BYD is very strategic about how it has rolled out its growth, doing just about everything right in order to attract new customers. Not only are BYD building better quality products with more attractive consumer interfaces, but they’re building competitive machines for a fraction of the price of what Volkswagen or even Tesla can turn out. Chinese consumers are buying BYDs because they’re just building better stuff.

Watch this explainer from Wendover Productions to dig into just how BYD became the behemoth it is, and how Volkswagen rested on its laurels a bit too long. VW was the first foreign automaker to produce vehicles in China way back in 1983 and it has long billed China as its biggest and most reliable market, but that era is over. BYD killed it.

“Over a century of institutional knowledge within companies like VW is now almost worthless. Perhaps the biggest value they retain is just their brand.”

New vehicles in 2025 are increasingly reliant on software and programming to make the difference between a good and great car. It seems, based on the current market growth, that companies like BYD are just making better software.

The Chinese government has been pumping its domestic manufacturers full of investment capital for years, and it’s starting to pay off as their march for global automotive takeover begins. BYD is already dominating the Asian markets and has begun developing a strong foothold in developing African car markets as well, but the biggest indicator of BYD’s future is found in South and Central America, where the company controls a massive 84 percent of the electric and hybrid market.

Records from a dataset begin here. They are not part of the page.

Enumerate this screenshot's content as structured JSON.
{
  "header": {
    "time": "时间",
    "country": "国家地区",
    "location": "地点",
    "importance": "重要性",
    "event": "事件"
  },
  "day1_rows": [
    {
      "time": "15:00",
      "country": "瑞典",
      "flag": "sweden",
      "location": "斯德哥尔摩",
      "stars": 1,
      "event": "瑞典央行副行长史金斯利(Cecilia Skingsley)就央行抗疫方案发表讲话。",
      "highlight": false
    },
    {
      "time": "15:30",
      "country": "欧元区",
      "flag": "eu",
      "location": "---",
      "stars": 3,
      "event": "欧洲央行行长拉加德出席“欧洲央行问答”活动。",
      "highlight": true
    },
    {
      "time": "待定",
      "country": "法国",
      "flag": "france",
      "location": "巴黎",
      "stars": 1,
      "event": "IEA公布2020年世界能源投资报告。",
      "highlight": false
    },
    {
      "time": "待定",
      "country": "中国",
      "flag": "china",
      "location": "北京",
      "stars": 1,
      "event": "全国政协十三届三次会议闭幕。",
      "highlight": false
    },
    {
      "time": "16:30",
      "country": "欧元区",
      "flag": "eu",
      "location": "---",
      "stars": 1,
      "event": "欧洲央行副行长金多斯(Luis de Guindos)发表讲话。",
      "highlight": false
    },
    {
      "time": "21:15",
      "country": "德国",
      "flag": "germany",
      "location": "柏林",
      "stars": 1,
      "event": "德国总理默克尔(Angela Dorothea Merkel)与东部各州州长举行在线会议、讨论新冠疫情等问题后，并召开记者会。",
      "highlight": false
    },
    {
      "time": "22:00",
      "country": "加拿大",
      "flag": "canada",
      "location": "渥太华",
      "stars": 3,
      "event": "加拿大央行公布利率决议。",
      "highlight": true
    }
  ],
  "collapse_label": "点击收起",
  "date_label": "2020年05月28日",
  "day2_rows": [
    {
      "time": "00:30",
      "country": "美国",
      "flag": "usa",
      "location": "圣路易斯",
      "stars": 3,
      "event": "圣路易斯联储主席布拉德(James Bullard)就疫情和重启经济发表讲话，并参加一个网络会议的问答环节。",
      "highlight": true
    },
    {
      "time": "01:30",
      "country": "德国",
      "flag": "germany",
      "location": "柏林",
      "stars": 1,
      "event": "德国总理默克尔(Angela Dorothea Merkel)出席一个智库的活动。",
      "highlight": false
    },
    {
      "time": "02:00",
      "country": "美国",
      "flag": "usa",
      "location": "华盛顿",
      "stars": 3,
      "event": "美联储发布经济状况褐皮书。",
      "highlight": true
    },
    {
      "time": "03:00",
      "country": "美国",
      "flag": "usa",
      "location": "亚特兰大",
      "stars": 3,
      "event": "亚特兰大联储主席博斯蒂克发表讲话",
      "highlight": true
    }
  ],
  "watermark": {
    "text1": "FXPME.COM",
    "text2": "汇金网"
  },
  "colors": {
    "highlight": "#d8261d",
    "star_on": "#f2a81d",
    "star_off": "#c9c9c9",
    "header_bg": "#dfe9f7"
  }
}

If Chinese brands take over the global south and the rapidly developing nations therein, an increasingly isolationist U.S. market will struggle to remain globally relevant. BYD is already taking on a significant percentage of the European market, displacing Volkswagen on its own home turf. This is a bellwether of things to come for the rest of the world. Without similarly massive government investment in electric vehicle architecture and production, the western world will be left in the manufacturing dust. For decades we’ve outsourced production of damn near everything to China for its cheap and plentiful labor, but the chickens are coming home to roost.